Cancer stem cells promote angiogenesis by differentiating endothelial cells. MiRNAs derived from exosomes secreted by tumor cells, such as miR-23a, miR-210, miR-135b, miR-494, miR-1246, and miR-9, can be transferred to endothelial cells to promote the expression of vascular endothelial growth factor, fibroblast growth factor, angiopoietin-1, and accelerate the reconstruction of tumor tissue vascular network. The effect of exosomes on mesenchymal stem cells can promote tumor vascularization and proliferation by increasing the expression levels of MMP1, MMP2, MMP3, CXCR4 and CXCR7 [20]. In addition, exosomes with high expression of carbonic anhydrase IX (CAIX) are associated with vascular remodeling in renal cell carcinoma.
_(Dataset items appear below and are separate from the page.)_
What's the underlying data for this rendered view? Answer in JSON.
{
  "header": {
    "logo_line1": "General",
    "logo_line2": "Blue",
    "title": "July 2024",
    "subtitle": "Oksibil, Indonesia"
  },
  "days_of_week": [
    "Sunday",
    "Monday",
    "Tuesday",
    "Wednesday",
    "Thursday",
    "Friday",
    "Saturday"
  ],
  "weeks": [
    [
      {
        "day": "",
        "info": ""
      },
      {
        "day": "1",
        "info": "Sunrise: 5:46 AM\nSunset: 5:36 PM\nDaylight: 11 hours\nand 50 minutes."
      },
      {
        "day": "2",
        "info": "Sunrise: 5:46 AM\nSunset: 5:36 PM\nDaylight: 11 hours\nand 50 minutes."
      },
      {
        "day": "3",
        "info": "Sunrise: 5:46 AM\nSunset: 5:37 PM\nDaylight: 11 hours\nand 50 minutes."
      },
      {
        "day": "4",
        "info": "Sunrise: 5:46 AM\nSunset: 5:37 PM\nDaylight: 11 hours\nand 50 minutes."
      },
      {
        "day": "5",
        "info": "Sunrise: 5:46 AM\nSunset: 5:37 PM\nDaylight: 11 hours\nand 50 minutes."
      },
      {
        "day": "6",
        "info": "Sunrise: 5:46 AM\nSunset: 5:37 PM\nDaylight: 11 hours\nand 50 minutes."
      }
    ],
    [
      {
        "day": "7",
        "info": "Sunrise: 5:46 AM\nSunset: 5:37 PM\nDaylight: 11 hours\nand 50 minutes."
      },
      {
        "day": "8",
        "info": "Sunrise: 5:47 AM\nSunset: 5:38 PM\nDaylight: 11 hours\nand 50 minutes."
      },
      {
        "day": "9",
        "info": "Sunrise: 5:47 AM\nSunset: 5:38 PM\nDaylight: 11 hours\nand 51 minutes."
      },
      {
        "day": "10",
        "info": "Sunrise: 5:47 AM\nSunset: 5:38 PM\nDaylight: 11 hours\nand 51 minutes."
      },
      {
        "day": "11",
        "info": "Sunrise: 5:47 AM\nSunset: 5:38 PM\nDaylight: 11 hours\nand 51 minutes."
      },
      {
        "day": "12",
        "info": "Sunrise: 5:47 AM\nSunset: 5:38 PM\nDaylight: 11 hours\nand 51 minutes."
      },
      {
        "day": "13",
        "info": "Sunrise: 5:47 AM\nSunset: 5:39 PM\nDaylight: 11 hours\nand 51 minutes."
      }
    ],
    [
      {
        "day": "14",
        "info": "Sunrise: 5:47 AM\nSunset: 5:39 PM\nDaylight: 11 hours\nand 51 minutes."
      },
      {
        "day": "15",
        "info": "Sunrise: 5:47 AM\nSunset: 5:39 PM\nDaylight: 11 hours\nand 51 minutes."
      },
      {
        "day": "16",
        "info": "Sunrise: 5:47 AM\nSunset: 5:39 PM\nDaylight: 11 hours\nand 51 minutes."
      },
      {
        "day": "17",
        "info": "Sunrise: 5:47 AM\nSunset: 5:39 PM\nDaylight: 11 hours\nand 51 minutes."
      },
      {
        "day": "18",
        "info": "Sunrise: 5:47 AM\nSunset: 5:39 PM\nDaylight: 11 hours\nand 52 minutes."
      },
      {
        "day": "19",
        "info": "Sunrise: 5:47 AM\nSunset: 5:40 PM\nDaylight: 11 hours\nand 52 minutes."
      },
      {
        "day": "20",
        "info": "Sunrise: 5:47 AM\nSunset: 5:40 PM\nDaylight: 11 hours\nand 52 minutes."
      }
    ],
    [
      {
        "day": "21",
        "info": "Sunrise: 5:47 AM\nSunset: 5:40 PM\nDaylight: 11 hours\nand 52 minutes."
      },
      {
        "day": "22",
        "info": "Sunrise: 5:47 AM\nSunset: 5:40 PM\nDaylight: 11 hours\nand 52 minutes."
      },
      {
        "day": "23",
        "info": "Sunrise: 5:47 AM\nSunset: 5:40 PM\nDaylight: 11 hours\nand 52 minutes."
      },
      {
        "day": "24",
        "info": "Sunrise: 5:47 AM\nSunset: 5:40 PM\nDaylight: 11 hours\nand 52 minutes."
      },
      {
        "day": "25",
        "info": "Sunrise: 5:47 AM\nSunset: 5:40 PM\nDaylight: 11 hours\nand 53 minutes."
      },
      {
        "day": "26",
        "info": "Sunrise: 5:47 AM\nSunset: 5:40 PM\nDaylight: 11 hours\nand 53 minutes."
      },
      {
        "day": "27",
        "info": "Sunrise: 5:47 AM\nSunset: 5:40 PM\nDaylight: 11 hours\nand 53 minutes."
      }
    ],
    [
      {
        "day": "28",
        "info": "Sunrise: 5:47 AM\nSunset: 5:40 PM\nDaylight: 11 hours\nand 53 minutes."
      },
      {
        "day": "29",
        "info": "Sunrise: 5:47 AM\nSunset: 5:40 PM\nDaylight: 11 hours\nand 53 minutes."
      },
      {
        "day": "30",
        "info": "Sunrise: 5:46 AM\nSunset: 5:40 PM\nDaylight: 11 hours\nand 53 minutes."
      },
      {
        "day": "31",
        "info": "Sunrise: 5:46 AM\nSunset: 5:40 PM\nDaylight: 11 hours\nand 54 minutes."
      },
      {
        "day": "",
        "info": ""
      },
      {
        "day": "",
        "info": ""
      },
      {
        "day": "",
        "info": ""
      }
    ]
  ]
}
Carbonic anhydride 9 (CA9), a hypoxic response induced by hypoxic-inducible factor (HIF1), is overexpressed in RCCs, and CA9 exosomes released by anoxic RCCs may promote angiogenesis in the tumor microenvironment [21]. The formation of a vascular network is not only crucial for the normal growth of tumor tissue, but also provides important means for tumor invasion.

Advantage immune escape

The exosomes secreted by RCC cells can not only induce immune response of T cells, but also induce apoptosis of activated T lymphocytes by activating caspase pathway, weakening cytotoxicity of natural killer cell, and reducing the production of IL-2, IFN- γ, IL-6 and IL-10 contributing to the immune escape. Exosomes derived from tumors contain FasL and PDL-1, which can activate the Fas/FasL and PD-l/PDL-1 pathways. They induce apoptosis of CD8+T cells, inhibit the immune system, and ultimately help cancer cells achieve immune escape [13]. ccRCC derives TGF-β-rich exosomes, which impair the function of TINK cells by activating the TGF-β/SMAD pathway and evade natural immune surveillance, leading to dysfunction of NK cells [22]. The aggregation of myeloid derived suppressor cells (MDSCs) in the tumor microenvironment is one of the most important factors for immune escape. It has been found that Hsp70 is abandunt in RCC exosomes, which can aggregate tumor growth factors and proinflammatory cytokines, inducing the expression of MDSCs through the p-STAT3 pathway promoting tumor growth [14].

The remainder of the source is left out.